Thursday, June 24, 2010

A (Top Secret) Letter to Mozart

Dear Mozart,

I respect you ever so much as a musician. You have turned out some of the best music in our tradition. Your name is recognizable to even the least educated musician, at least in the Western Hemisphere. Your achievements are numerous: writing an overture the night before the opening of the opera to which it belonged (and this was long before the advent of computer notation), writing the current record-holder for most lines able to be used in invertible counterpoint (5 lines total!), six hundred and twenty-five pieces to your name, and above all that, you proved to all musicians that we can do that on the free market rather than having to find a rich aristocrat to fund our lifestyle.

That being said, I do have a bone to pick with you. With musical talent at such a premium these days, it leads me to wonder whether you were a little... overzealous, perhaps, with your use of "the muse." Now, few people know this, but the muse will come to us musicians at unexpected times and grant us certain amounts of inspiration. I am a little suspicious of how very much "the muse" gave to you, seeing as no one before or after has been quite so prodigious OR impeccable in their music creation. This, therefore has led me to the following conclusion:

You bribed the muse. It's the only explanation. I cannot figure out how or when, but you have to have trapped her and coerced her into bestowing upon you such a spontaneous creative ability. This is reinforced by the fact that you had no other real competition at the time other than Haydn (who was very mechanical in his treatment of music) and Salieri (who was clearly uninspired). I suspect that what you did was to distract either them or the muse herself when she was bestowing her gifts so as to take their rations for yourself. I'm on to you, Wolfy!

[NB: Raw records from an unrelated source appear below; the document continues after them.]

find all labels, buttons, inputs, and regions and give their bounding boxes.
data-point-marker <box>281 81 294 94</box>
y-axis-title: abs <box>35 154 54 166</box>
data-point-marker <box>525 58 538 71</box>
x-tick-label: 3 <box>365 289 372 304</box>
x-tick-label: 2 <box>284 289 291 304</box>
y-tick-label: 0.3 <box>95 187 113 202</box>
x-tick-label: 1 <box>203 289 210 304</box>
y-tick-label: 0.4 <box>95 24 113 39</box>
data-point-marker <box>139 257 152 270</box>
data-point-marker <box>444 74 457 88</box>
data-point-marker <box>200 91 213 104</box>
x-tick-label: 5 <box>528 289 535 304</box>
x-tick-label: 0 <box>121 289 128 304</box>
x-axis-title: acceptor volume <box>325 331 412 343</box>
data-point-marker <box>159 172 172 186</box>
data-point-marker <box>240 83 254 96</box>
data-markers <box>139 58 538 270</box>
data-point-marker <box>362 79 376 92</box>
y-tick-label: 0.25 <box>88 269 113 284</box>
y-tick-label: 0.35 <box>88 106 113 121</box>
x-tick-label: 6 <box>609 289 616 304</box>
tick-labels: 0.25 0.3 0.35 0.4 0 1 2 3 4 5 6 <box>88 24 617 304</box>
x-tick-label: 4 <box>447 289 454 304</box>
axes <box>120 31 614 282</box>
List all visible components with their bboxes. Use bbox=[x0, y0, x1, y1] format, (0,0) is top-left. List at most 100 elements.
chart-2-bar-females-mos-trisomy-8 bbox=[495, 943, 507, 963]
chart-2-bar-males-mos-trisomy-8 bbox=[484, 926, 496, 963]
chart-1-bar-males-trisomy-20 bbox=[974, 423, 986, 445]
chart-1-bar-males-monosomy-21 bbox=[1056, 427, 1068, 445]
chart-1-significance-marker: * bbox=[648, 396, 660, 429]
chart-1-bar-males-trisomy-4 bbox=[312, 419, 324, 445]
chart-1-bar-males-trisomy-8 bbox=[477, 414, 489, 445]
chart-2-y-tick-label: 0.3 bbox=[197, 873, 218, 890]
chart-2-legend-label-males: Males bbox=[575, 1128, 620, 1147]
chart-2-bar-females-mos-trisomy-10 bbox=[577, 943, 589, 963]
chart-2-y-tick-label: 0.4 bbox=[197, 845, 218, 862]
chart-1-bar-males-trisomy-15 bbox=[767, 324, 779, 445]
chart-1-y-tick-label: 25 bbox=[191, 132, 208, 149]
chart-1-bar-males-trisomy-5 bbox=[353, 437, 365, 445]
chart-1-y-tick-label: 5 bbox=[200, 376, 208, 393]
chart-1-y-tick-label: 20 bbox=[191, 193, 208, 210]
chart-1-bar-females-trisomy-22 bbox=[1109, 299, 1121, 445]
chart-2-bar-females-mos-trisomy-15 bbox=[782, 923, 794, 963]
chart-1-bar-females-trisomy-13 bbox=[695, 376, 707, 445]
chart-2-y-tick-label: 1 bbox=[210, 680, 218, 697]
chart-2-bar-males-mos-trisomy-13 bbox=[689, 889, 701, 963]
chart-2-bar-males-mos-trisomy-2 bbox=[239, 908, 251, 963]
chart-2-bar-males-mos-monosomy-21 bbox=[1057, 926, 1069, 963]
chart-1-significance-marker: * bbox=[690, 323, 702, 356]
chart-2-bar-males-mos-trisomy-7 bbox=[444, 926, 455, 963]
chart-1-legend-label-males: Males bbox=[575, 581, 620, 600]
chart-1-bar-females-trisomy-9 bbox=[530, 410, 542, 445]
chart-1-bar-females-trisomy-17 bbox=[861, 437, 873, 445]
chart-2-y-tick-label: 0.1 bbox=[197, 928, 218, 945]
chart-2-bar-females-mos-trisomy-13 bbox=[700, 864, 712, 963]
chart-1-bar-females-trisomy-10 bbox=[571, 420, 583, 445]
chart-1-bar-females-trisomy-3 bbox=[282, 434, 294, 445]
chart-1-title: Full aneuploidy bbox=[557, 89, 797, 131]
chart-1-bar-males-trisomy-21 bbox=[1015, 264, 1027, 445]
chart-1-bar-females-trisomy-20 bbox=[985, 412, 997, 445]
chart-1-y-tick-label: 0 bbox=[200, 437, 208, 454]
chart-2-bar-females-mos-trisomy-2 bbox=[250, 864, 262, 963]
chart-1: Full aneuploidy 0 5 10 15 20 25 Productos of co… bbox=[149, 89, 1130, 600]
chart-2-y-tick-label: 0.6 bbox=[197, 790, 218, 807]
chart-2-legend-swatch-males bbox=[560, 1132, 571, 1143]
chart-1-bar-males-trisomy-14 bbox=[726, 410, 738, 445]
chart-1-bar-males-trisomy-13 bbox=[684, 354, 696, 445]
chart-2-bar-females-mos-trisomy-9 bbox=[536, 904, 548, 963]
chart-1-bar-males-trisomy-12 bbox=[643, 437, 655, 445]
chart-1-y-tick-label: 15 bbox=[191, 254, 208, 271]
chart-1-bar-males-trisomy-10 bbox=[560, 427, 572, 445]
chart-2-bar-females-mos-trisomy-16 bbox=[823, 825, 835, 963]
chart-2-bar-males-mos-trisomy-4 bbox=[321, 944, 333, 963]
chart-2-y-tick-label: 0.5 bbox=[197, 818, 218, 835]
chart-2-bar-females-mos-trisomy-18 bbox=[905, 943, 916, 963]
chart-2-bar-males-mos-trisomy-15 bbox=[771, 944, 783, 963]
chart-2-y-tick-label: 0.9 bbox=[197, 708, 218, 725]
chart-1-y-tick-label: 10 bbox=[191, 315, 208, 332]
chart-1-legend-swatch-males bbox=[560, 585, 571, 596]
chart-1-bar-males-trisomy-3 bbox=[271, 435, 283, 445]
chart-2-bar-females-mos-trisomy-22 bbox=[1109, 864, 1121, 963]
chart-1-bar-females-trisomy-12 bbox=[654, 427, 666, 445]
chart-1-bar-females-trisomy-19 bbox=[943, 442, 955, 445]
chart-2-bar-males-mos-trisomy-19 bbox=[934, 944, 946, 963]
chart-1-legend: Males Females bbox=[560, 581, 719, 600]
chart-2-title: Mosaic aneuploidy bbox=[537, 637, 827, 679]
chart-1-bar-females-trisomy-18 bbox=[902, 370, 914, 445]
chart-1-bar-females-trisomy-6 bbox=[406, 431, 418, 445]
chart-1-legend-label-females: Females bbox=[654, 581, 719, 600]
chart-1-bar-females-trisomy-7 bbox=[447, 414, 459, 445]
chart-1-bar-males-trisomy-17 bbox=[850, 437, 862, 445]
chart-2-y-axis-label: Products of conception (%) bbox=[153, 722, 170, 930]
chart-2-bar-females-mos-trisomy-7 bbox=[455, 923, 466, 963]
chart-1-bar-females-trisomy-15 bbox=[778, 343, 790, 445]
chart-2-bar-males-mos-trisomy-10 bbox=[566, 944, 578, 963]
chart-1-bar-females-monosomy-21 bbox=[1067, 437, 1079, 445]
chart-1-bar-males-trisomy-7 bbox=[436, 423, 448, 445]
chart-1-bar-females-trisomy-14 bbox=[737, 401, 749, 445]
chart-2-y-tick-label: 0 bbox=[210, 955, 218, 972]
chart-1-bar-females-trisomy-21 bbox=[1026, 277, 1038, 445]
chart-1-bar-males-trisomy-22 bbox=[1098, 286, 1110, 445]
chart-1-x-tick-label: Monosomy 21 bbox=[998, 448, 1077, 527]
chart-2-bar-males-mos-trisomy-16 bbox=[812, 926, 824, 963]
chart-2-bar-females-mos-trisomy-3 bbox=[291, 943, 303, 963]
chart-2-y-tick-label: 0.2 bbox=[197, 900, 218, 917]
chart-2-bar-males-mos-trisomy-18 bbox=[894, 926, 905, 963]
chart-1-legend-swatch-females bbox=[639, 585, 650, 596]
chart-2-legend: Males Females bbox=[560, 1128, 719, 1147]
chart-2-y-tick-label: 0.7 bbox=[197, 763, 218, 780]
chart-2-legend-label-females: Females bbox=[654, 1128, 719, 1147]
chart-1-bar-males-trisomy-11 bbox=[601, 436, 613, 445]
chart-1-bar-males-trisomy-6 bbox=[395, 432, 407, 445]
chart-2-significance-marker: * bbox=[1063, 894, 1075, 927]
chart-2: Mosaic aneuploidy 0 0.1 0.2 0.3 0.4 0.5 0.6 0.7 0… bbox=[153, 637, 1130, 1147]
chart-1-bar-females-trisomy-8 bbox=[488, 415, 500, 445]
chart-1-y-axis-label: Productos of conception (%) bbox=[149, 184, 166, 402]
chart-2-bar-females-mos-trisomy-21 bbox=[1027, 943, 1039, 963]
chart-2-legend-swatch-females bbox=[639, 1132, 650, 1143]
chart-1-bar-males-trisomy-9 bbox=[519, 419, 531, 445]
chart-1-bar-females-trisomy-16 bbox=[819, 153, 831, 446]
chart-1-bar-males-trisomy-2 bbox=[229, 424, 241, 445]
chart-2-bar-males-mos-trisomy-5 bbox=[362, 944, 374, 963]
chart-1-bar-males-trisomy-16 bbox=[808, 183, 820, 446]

This is what I propose, therefore. Seeing as your music at the time of your death was even more inspired than the music of your early years, there was surely an increasing supply, causing a surplus, of the muse's gifts. All I ask is that you tell us classically trained musicians where your stock is so that we can distribute it evenly among deserving musicians everywhere. Or, if you want to keep this quiet, drop an extra life's worth of muse in that box on the corner--you know the one. I'll keep my lips sealed as long as I get my share. I look forward to your response.

Yours musically,
Stephen Johnson

Sleep: X
German: X
Clarinet: X
Exercise: OBLF (I realized I wasn't taking account of flexibility training, so I'm adding that as "F")
Blogging: X


  1. Maybe he bribed her with his life expectancy. Traded years for songs?

  2. Wolfy? Ha! That's awesome. If you ever need to write one to Bach, I know (some of) his descendants.

    Also, I would tell Beethoven to stay away from the darn led! That's what killed him, poor messy haired fellow.

  3. This blog made me smile so much. Mozart the muse hogger.